OpenAI and Java: Transcribe and Analyze Meeting Minutes

I have a new video available. It’s called Java-Powered OpenAI Tutorial: Transcribe & Analyze Meeting Minutes:

Transcribe and Analyze Meeting Minutes with OpenAI and Java

The overall idea is to reimplement the OpenAI tutorial found here in Java instead of Python. That allows me to work with Java parallel streams, text blocks, the HttpClient API, Java records, and more.

Here is a summary of the video in five bullet points, using the YouTube Summary plugin from Glasp, which works with ChatGPT (emphasis added):

  • The tutorial aims to transcribe an audio file into text using Java and then post-process the text with OpenAI’s GPT-4 model to create an automated meeting minutes generator. This is part of the “Tales from the Jar Side” series.
  • The OpenAI tutorial originally uses Python and has a limitation: the sample audio file exceeds the size limit allowed by the Whisper AI service for transcription. The Java implementation works around this by breaking the audio into smaller chunks, which has been previously discussed in another video.
  • The tutorial utilizes a map of prompts (Summary, Key Points, Action Items, and Sentiment Analysis) that are passed along with the transcribed text to GPT-4. These are processed sequentially, with each prompt generating its own response.
  • The responses are then saved into individual files for further analysis. This setup allows for future experimentation with parallel processing to potentially speed up the task.
  • Towards the end, there’s a note on the YouTuber’s goal to reach 1,000 subscribers and an overview of the code setup for transcribing the audio and interfacing with GPT-4. The video does not go into the process of converting the meeting minutes into a Microsoft Word document, considering it a “bridge too far.”

This summarizes the essence of the tutorial, touching upon the technical aspects as well as some of the limitations and goals.
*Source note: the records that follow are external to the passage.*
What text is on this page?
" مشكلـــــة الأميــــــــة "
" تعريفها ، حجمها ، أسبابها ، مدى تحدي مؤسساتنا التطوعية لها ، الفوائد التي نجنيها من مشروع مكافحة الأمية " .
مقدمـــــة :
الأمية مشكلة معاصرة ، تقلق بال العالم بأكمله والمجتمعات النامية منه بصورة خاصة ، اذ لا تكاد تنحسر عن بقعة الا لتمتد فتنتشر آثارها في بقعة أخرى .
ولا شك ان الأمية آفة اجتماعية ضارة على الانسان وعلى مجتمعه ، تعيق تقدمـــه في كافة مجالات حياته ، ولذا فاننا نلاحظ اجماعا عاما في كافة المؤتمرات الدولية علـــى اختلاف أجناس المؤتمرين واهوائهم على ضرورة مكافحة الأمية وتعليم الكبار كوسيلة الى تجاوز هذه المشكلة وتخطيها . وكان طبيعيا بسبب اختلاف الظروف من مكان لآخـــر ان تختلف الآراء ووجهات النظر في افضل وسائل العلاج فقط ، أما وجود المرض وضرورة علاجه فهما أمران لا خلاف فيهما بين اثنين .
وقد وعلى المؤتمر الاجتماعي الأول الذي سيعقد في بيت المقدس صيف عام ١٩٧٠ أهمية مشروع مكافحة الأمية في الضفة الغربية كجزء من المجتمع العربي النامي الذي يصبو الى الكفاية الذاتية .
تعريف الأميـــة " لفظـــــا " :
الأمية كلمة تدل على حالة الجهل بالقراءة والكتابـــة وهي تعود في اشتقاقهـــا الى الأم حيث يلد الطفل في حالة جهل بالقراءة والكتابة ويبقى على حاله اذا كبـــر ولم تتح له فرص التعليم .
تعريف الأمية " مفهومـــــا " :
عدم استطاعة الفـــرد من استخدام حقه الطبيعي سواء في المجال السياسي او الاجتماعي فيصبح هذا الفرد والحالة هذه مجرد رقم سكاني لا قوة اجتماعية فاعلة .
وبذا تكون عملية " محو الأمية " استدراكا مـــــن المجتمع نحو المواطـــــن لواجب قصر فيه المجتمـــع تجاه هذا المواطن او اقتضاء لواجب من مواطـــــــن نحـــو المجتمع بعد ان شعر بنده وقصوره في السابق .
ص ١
That’s not a bad generated summary. The only part I would quibble with is that processing the GPT requests in parallel is maybe the best part of the experiment. Heck, the ability to easily use parallel streams might be enough reason for some people to use Java in the first place. Despite what the generated bullet point says, saving the responses into files has nothing to do with that. In fact, I deliberately moved the file-saving part out of the stream processing to ensure I wouldn’t have any concurrency issues with the file system.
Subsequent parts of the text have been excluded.